10-3 マミー

 ゼノが上司であるゲート刑事局長に報告を済ませると「レインとアドルフ・ユッター・バンデウムの身柄の引き渡しは、別部隊が行う」と告げられ、彼が本部に戻ったころには、既にレインのための部屋が用意されていた。ジョー・セブンが局長と繋がっていることは以前から知ってはいたものの、手の回る早さを見ると、彼がラフサに派遣されてから今に至るまでの出来事全てが、あらかじめ仕組まれていたのではないかと、疑わずにはいられない。しかし、ゼノにはそれを詮索する気は無かった。自らの任務を全うし、いち早く休暇に戻ること。稀有とも呼べる多くの出来事に遭遇した彼にとって、今はただそれだけが一番の望みだった。


《お疲れ様でした》

 本部のデスクに座ると、ビリーが通信機を経由して話しかけてきた。彼はゼノのアシスタントでありながら、情報管理部も兼任しているため、主に別室で作業をしている。

「まだまだやることがあるよ。ここでの報告業務が終わったら、すぐにまたラフサに戻って、切り裂きジャック、もとい切り裂きジルを含めたフォウ・オクロック関係者の事情聴取に立ち会って、あそこで何が起こっていたのかレポートしなきゃいけない」

《うへぇ、休みなしですね》

「それが終わったら、そのまま休暇をいただくことにするよ」

《あの、そういえば、ゼノさん》

「ん、なんだい?」小声で話かけてきたビリーに、ゼノは注意深く耳を傾けた。

《シア・モンテイロについてなんですけど……》

「うん」西暦図書博物館で出会ったときのことを思い出す。

《美人でしたか?》

「……君は、本当に女性が好きだね」肩の力が抜けて、呆れ声とともに大きな息が漏れた。

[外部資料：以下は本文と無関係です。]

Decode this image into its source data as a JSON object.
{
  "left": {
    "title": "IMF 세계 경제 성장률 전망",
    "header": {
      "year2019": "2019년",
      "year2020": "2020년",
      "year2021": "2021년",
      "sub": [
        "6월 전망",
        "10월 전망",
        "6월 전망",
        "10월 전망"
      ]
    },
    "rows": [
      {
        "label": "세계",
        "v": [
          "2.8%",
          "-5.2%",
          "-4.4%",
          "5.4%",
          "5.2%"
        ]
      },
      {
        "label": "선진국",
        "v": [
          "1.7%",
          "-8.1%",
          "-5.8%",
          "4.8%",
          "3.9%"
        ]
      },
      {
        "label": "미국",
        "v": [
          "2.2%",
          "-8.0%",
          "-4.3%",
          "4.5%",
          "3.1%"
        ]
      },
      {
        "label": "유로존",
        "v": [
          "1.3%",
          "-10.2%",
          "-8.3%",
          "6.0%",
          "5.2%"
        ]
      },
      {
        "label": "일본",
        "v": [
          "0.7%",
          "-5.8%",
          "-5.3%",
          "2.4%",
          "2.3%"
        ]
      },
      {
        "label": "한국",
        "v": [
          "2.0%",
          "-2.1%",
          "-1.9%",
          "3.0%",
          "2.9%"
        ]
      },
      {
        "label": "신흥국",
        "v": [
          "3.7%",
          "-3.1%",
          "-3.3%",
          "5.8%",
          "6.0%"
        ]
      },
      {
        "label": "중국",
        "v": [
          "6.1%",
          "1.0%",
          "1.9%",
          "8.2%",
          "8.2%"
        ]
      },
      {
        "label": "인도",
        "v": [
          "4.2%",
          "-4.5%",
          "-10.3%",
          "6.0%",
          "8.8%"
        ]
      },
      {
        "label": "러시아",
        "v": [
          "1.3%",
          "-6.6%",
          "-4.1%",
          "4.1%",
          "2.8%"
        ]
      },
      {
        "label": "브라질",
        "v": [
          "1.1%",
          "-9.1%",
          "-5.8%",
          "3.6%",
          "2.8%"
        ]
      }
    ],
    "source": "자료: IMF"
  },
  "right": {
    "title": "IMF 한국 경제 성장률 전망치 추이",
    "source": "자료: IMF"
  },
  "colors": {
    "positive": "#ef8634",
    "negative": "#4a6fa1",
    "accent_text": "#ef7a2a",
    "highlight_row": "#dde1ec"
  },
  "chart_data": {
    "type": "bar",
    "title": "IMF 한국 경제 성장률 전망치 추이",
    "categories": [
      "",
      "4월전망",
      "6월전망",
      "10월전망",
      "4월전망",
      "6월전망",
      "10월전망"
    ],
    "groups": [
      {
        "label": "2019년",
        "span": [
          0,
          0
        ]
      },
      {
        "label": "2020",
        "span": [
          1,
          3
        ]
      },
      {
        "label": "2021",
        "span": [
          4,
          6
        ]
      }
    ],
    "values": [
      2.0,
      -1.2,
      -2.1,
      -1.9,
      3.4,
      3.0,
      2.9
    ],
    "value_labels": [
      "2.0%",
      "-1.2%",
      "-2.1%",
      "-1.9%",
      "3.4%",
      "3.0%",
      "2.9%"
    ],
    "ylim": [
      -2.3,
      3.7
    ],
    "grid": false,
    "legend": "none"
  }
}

《いやあ、だって気になるじゃないですか。相当の美しさだって噂ですし》

「まったく君は……それはともかく、どこでその情報を?」

 シア・モンテイロとの接触は最重要機密であり、ゼノを除いて局長以上ポジションでなければ知りえないはずだった。

《僕は情報管理部ですよ。任せてください》

「また内部からハッキングしたのか……」

《暇なときに覗いてるだけですよ》

「いつバレても知らないよ」

《そこは自信ありますので、ご安心ください。……で、どうだったんです?シア・モンテイロ》ビリーは期待に満ちた声色をしている。

「相手は百人殺しだ。見かけはともかく、だ」

《じゃあ、やっぱり綺麗だったんですね?》

「首から下は包帯に巻かれていて、顔しかわからなかったけど……まあ、美人だったね」

《くぅ、やっぱり!いいなー……!》

「ただ、少し変わった、というか」

《変わった?》

「いや……なんでもない。もう満足かい?そろそろ切るよ」

《ちょっと、まだ、そんな!》

 ビリーの叫びに応えることもなく、ゼノは通信を断った。彼は、西暦図書博物館の応接室でシア・モンテイロの姿を見て「まるでミイラmummyみたいだ」と言葉をこぼしたときのことを思い出していた。そのとき、彼女の口元が微かに動いたように見えたのは、ただの見間違いだったのだろうか。それは確かに「ありがとう」と、そう動いたようにゼノには見えたのだった。